Political YouTuber and news director Mahyar Tousi — an Iranian ex-pat living in London who runs what's been called the most-watched online news show in the UK — broke down the numbers on Tousi TV. Born in Iran, Tousi came to Britain as a child after his mother's escape from the regime. He knows firsthand what that government is capable of, and the picture he paints of Iran's current economic reality is one of a regime in freefall.
This is the sanctions success story that the legacy media refuses to tell because they can't figure out how to tell it without giving credit where it's due. For years we heard that sanctions don't work, that economic pressure just hurts ordinary people, that diplomacy — meaning pallets of cash flown in on unmarked planes — was the only responsible path. Remember that?
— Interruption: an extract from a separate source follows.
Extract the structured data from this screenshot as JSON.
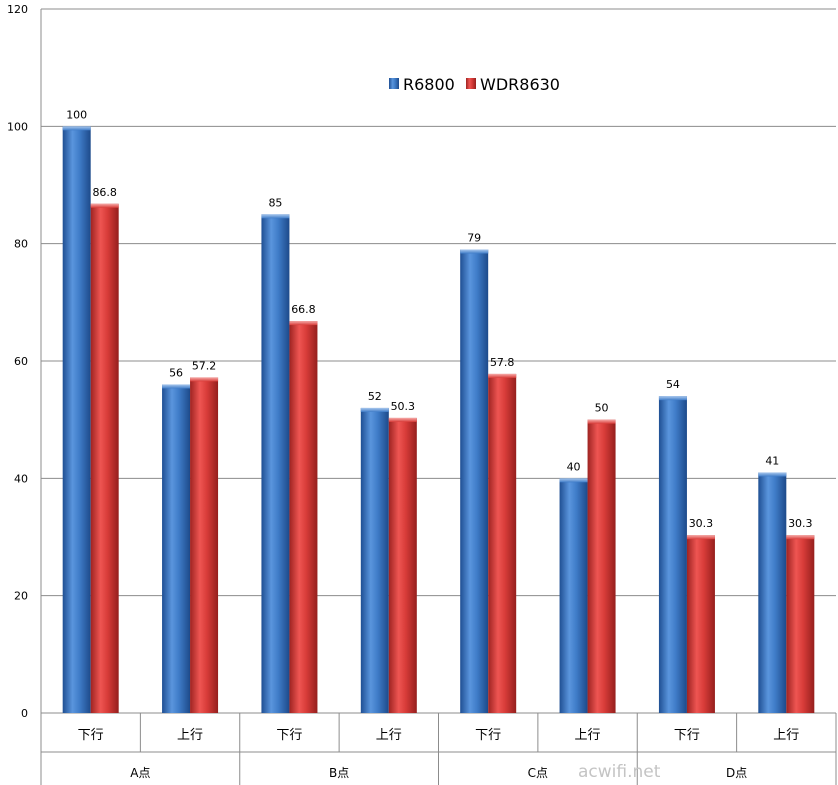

Well, 77.2% inflation says otherwise.
When cooking oil costs nearly four times what it did last year, the regime's ability to fund Hezbollah, arm the Houthis, and bankroll terror operations across the Middle East takes a serious hit. Money that used to flow to proxy armies now has to go toward keeping the lights on at home — if it even can. A 95% increase in utility costs means the Iranian people are feeling every bit of this, and that kind of domestic pressure is something no amount of "Death to America" chanting can fix.
The beautiful thing about economic warfare is that it's patient. It doesn't make for dramatic cable news footage. There are no explosions, no helicopter shots, no breathless Anderson Cooper stand-ups. Just numbers on a spreadsheet quietly destroying a hostile regime's capacity to function.
77.2%. Two digits that tell you everything you need to know about where Iran's headed. The mullahs wanted to play hardball. They're getting it — served cold, with a side of 266% cooking oil.